Андрей Исаакович тут же поспешил в центральную авиакассу, купил билеты туда и обратно, потом заглянул в консерваторию, приобрел там у мастера новый футляр и по приходе домой уложил туда «Циммермана». Старый футляр - венской работы - теперь навсегда принадлежал «Амати»!
Испросив у начальства разрешения на три дня отлучки, Андрей Исаакович дал телеграмму в Ялту, и на другой день улетел туда.
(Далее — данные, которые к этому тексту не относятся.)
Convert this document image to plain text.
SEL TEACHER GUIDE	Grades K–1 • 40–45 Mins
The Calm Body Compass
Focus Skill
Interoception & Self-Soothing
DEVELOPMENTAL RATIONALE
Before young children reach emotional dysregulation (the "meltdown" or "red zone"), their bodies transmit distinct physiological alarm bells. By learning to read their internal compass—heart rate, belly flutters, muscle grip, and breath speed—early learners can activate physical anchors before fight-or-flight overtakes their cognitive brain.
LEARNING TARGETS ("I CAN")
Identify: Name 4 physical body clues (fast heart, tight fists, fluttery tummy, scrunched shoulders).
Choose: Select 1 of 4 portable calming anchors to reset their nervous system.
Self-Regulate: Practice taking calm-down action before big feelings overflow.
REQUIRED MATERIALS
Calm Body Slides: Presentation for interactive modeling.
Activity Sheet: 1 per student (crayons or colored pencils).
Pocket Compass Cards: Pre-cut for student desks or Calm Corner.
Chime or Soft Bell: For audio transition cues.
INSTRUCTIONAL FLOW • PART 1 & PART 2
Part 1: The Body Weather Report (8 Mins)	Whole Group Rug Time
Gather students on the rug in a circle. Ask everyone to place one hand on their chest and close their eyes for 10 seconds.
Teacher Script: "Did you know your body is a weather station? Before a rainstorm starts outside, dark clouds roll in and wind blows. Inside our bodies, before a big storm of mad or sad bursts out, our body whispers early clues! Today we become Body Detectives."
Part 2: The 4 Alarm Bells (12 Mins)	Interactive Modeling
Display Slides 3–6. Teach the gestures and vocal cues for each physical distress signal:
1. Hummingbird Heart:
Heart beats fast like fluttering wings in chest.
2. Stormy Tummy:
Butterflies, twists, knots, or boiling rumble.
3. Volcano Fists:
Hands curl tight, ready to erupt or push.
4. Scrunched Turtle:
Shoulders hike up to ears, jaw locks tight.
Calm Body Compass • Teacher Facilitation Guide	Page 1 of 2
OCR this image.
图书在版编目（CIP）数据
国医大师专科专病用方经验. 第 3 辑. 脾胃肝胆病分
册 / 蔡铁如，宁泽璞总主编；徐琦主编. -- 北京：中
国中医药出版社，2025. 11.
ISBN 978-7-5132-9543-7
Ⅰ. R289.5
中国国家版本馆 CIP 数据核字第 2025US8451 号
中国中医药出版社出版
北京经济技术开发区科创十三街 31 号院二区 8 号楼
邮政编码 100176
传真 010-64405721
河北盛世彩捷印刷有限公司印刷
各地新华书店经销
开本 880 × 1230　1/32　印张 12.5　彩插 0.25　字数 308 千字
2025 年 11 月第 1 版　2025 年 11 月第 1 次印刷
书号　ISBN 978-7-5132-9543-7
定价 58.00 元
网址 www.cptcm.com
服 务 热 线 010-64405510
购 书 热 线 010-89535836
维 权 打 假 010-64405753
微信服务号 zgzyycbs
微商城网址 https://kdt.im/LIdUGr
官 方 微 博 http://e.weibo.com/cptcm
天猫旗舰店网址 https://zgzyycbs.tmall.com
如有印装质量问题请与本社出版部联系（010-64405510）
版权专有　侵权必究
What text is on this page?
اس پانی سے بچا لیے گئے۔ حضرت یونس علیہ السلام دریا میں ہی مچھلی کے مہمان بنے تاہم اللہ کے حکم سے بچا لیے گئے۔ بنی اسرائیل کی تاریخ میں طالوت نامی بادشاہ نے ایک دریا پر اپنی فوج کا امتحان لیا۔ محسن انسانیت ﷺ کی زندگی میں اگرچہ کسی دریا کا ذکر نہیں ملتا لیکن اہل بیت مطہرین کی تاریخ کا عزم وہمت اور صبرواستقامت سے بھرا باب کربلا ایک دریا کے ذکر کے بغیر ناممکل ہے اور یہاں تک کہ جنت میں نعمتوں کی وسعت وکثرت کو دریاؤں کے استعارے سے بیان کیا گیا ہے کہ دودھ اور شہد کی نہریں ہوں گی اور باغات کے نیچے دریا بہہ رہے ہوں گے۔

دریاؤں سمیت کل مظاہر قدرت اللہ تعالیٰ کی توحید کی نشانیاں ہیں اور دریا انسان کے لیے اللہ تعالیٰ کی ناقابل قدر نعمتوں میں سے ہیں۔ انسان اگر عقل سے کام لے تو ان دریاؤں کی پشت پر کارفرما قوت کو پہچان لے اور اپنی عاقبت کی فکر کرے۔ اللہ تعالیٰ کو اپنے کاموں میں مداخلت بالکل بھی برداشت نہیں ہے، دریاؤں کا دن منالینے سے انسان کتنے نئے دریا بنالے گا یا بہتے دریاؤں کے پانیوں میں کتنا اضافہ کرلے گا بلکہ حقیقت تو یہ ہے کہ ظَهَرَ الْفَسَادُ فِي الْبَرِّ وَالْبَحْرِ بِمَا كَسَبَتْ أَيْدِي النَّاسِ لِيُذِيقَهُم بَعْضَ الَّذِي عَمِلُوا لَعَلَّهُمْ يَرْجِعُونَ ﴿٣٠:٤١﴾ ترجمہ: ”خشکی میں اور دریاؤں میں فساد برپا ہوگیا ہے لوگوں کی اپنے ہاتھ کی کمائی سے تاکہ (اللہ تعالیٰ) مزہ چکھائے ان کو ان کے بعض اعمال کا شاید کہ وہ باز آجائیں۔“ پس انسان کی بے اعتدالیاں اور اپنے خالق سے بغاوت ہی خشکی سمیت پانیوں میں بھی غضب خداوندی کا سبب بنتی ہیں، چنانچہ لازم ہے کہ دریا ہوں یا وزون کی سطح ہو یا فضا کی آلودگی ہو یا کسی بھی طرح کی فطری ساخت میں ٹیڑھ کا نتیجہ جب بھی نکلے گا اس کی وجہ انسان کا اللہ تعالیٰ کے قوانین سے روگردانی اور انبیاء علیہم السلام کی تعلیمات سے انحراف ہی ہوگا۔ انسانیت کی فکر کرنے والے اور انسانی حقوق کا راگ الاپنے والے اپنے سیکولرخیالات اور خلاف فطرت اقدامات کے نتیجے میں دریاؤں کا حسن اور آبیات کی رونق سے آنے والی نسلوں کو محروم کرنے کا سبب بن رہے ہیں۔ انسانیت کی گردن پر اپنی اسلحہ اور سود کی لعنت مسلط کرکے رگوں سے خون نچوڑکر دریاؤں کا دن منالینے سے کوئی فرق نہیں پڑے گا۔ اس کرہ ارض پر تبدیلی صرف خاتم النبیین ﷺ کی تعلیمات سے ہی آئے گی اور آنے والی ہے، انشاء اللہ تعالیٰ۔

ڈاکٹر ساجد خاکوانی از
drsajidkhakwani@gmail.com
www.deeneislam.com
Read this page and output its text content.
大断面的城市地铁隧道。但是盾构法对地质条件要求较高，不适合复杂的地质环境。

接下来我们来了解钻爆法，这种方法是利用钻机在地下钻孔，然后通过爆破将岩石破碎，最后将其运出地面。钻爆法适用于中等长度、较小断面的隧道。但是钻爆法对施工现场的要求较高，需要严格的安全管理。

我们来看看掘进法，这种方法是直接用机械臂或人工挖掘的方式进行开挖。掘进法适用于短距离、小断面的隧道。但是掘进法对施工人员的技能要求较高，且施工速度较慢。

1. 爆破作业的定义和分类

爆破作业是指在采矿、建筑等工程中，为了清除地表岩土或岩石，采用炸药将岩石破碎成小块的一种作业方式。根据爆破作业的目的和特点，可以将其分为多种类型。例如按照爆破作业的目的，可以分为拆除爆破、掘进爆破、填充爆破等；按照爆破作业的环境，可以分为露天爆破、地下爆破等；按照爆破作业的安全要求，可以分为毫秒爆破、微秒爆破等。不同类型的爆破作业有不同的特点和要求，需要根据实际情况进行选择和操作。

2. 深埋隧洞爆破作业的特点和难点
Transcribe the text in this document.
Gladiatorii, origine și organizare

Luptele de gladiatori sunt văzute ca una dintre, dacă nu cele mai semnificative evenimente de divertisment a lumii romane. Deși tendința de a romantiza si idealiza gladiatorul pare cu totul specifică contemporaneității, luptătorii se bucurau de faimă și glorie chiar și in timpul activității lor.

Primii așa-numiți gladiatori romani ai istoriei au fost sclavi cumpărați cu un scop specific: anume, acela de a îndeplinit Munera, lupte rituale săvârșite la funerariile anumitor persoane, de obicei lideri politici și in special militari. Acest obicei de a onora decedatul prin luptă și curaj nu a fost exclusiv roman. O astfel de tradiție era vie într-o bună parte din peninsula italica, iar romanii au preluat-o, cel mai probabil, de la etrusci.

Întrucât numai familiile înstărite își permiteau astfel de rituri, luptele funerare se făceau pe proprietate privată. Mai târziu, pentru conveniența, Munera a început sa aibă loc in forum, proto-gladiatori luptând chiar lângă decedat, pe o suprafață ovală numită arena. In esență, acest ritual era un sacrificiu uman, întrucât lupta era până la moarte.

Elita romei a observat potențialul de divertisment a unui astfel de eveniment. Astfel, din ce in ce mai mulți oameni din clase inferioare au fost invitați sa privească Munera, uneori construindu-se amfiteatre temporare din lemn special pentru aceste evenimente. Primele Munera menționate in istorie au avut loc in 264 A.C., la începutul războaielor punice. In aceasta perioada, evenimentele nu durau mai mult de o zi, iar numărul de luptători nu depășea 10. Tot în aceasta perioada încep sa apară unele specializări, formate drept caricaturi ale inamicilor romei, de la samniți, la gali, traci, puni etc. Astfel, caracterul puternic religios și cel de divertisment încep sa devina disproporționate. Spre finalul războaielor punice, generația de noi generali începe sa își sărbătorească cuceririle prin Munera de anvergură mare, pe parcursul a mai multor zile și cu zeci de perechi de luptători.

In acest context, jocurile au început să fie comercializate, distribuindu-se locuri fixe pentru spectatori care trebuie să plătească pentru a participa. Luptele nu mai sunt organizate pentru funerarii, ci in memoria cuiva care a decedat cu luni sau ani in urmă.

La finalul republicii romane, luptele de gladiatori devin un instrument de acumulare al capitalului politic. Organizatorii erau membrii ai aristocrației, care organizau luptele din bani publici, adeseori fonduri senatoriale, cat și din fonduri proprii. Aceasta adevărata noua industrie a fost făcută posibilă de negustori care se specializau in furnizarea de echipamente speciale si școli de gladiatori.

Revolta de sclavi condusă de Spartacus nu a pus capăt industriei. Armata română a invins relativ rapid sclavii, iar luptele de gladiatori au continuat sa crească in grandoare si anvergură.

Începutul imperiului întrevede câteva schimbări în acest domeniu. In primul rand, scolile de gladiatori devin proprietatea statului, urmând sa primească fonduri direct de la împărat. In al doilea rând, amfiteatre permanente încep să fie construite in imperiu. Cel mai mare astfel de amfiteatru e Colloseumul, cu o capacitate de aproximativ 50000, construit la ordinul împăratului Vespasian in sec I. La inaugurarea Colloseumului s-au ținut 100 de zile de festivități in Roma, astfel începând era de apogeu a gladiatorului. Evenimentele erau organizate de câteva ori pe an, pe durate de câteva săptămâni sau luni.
Претендентов, помимо него, было двое, и Андрей Исаакович легко победил, сыграв на «Циммермане» «Двадцать четыре каприса» многотрудного Паганини, а после - с листа - фрагменты сочинений Глинки, Чайковского, Римского-Корсакова, Шостаковича и местных композиторов.
Поговорив с директором филармонии о месте своего будущего проживания и о зарплате, погуляв по очаровательной набережной, где растопырили «пальцы» веерные пальмы и упоительно пахли ленкоранские акации, Андрей Исаакович поздним автобусом отправился в Симферополь и оттуда улетел в Москву.
Он очень боялся, что ему не подпишут заявления об уходе, ведь начальство имеет право не отпустить его, но запрос из Ялты, где были дачи товарища Сталина, решил дело.
И через месяц Андрей Исаакович вернулся в Ялту с двумя скрипками, холщовой сумкой, полной нот, и битком набитым коричневым чемоданом, для страховки перехваченным зелеными дорожными ремнями.
В филармоническом жилом доме, населенном тромбонами, контрабасами, виолончелями, духовыми «деревяшками», а на третьем - верхнем - этаже еще и литаврой, низвергавшей громовые раскаты на все общежитие, звучание скрипки было едва различимо, но Андрей Исаакович только ее и слышал, дорогую свою, любимую - одно слово - «Амати»!
Комнату ему дали теплую и сухую, за «Амати» теперь можно было не тревожиться, и Андрею Исааковичу сразу стало уютно, хотя мебель в его новом жилище стояла казенная, с металлическими инвентарными номерками, - это не волновало старого скрипача: ему вполне хватало железной кровати с крепкой не вислой сеткой, однотумбового письменного стола, двух стульев и шифоньера с внутренним зеркалом.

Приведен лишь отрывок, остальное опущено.